Skocznia w Wiśle oddana została do użytku w 2008 roku. Szybko zrobiła się przestarzała. Rok temu wybuchła panika, gdy zagrożony był konkurs Pucharu Świata. Zarządca obiektu zmuszony był zainstalować tory lodowe. Tym razem może być jednak trudniej. Okazuje się bowiem, że podczas inauguracyjnego konkursu - zorganizowanego jeszcze w listopadzie, gdy w Polsce nie było śniegu - zniszczony został prawdopodobnie drewniany stelaż dla igelitu. Wszystko przez ratraki.
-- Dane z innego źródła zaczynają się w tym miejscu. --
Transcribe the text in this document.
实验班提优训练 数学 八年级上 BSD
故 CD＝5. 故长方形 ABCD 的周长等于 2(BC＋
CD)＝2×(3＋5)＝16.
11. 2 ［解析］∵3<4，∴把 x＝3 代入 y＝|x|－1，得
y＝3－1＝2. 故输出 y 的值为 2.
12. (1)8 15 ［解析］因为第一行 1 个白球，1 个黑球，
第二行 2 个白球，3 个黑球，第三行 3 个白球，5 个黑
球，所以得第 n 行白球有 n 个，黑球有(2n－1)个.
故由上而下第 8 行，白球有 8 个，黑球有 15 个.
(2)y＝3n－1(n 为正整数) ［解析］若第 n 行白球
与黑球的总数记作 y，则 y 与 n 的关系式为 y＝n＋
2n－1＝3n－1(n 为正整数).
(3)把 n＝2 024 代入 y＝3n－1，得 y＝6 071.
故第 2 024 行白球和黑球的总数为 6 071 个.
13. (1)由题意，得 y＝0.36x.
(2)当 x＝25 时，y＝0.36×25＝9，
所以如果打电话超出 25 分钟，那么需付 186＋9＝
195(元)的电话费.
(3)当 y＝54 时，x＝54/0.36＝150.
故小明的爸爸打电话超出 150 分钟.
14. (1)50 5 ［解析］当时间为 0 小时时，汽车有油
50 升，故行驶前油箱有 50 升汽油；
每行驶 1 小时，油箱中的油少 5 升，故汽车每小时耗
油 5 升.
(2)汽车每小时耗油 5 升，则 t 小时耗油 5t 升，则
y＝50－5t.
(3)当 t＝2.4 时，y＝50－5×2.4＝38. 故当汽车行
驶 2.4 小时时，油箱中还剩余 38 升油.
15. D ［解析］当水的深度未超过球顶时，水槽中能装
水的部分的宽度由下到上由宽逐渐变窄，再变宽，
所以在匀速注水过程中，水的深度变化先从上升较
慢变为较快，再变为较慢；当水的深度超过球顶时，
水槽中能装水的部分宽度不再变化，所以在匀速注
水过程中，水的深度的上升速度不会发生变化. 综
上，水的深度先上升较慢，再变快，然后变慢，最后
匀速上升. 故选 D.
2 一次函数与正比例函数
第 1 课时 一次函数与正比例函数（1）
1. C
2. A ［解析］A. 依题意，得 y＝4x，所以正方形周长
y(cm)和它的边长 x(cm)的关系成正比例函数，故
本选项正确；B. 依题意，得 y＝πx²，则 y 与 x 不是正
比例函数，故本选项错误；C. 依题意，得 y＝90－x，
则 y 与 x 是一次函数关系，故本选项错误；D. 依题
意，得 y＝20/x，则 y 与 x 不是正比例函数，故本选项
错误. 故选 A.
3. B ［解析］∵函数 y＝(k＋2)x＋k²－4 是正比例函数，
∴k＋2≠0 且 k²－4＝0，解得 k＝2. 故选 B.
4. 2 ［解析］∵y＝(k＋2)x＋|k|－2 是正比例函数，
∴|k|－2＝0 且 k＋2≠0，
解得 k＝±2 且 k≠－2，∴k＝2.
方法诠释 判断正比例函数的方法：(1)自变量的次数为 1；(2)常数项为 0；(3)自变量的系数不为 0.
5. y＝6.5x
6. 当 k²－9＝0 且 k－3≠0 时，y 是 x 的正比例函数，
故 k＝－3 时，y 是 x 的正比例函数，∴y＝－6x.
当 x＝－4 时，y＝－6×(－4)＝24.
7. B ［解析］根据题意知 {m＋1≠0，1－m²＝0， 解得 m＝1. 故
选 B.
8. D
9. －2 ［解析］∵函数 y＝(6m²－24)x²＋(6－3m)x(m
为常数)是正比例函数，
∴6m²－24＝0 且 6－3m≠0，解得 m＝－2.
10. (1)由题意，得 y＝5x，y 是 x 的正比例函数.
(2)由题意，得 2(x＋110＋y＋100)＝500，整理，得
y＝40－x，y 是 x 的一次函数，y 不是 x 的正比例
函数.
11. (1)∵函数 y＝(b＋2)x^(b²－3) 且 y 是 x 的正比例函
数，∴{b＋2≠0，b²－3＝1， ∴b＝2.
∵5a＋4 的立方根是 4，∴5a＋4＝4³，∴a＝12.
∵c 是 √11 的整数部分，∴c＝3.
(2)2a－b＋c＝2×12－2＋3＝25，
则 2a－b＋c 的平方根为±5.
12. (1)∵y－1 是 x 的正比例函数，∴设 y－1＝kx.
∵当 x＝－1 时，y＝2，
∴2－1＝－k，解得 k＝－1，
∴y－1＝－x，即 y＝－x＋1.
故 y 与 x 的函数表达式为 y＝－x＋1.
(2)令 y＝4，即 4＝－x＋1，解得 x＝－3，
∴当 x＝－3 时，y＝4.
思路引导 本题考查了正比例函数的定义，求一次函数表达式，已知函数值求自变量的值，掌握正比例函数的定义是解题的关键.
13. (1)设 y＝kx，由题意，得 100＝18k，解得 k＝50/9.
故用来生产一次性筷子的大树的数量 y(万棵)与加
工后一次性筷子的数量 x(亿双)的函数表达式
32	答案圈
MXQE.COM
- Jeszcze w piątek byłem na zeskoku. Zalega tam około 5-7 centymetrów lodu. Boimy się o to, co tam zobaczymy. W zimę leżała tam olbrzymia ilość śniegu. Obawiamy się, czy nie ma tam złamań lub zniekształceń - stwierdził Andrzej Wąsowicz, zarządca obiektu w Wiśle, w rozmowie z portalem sport.pl. Jak twierdzi, winni byli budowlańcy. Wykorzystali oni bowiem do budowy źle zaimpregnowane drewno. - Teraz to się mści - dodał.
Niestety, dobrych informacji nie ma. Nowy sezon Letniej Grand Prix rusza już 20 lipca. Konkurs inauguracyjny, tak jak zimą, odbędzie się w Wiśle. Żeby zawody mogły dojść do skutku, być może trzeba będzie szybko przeprowadzić remont areny.